In order to survive, businesses should be prepared to be ruthless when the circumstances require.  The reality is that fairly soon some employers will need to make difficult decisions on whether adjustments are required to staffing levels and if so, to what extent.  It is anyone’s guess as to how long it will take for the economy to recover from the effects of Covid-19 or how far the Government can and will go to stimulate recovery. 

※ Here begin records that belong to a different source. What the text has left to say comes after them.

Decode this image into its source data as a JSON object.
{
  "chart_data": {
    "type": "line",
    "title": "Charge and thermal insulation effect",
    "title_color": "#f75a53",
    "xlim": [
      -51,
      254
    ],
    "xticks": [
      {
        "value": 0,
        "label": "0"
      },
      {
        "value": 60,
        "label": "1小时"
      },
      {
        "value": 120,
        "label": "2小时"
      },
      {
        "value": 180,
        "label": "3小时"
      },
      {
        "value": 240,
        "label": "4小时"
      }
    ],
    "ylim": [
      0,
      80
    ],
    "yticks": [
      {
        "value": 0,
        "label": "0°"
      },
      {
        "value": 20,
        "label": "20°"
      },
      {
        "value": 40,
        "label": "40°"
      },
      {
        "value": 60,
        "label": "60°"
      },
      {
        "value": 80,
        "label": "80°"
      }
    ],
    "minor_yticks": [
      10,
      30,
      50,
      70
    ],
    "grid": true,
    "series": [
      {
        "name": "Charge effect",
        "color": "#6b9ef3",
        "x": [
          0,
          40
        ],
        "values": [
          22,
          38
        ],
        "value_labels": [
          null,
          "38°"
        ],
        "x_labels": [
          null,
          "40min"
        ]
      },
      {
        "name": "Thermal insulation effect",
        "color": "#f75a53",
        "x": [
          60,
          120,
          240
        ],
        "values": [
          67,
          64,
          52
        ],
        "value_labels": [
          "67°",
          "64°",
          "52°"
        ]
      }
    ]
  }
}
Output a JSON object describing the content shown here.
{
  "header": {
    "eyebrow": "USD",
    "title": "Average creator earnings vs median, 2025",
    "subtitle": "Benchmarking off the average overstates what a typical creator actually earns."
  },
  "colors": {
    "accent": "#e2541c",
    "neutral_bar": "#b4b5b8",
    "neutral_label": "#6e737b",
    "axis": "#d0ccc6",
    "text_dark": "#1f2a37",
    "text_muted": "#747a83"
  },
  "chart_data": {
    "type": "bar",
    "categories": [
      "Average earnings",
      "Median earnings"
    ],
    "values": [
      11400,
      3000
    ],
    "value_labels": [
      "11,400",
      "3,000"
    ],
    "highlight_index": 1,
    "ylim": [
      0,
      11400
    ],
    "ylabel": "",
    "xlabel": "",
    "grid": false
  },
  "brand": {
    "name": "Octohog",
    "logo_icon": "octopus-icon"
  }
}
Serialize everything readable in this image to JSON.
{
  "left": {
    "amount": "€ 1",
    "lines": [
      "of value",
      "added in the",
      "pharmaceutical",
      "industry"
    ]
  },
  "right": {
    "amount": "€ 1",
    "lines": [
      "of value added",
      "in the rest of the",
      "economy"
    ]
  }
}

Based on statistics released by the Northern Ireland Statistics and Research Agency this week, the number of proposed redundancies in Northern Ireland since the start of March 2020 is now over 3,000.  Due to the long lead times on redundancy programmes, some large employers are now progressing with the announcement of redundancies whilst the Government’s Job Retention Scheme is still in operation so that some of the statutory notice costs of the redundancy can be absorbed.


To survive businesses must be willing to adapt

Businesses need to be willing to adapt and in some cases go beyond their comfort zones. If the Government hold steadfast on the two metre social distancing rule as opposed to the one metre currently being lobbied, the industry bodies are of the opinion that this could see revenue being reduced to c.30% of pre Covid turnover. 

Even at one metre, it is estimated that sales could reduce to c.70% of pre Covid turnover.  With the Government guidance around reopening making clear that a café licence will be required for additional seating on public spaces or an occasional licence required for additional ground owned by the business, there are already obstacles in the way for the industry.  And so for some businesses in the sector, adapting and implementing new strategies will be the main method of survival. 

It’s likely that Government restrictions will relax quicker for smaller events where group numbers are limited and so social distancing measures can be adhered to.  Businesses may wish to consider shifting their focus to smaller events/groups, if it’s possible to partition large function rooms into small rooms and therefore cater for more events. 

For those businesses who operate in hospitality, focusing on economies of scale and branching into new territories may be advisable.  Some of the options that may be open to these businesses include the following:

  • Scaling down menus to reduce costs (and waste) and potentially increase the overall gross margin.
  • Offering a takeaway menu, perhaps at a reduced rate in addition to the in-dining option to increase overall sales.             
  • Implementing an app for ordering food and drink for in-house dining, therefore reducing time spent on the premises and at the same time potentially increasing table turnover rate.
  • If the business offers in-room dining/drinks, it may wish to consider removing any surcharge payable.                                                          
  • Businesses may wish to review their online presence and the promotion of offers to encourage consumer uptake. At the same time the business could promote the efforts being made to comply with social distancing and its responsibility to avoid spread of the virus.

With the new normal being heavily centred around social distancing, businesses will need to look at what sanitation and health and safety procedures should be implemented in order to safely reopen, encourage customers to engage, as well as ensuring the health and safety of their staff. Consumers may even be willing to place more of a premium on their health and safety than service quality. However there will need to be a balance found between reducing unnecessary expense in order to improve profitability and the moral responsibility to ensure the health and safety of customers and employees.


The Future…

The hospitality and tourism sectors are likely to continue to face disruption over the coming months as a direct result of the pandemic and there are no doubt challenges ahead.  However these sectors have weathered tough periods in the past and with a focus now on proactivity and planning for the challenges that lie ahead, they can look forward to healthier happier times.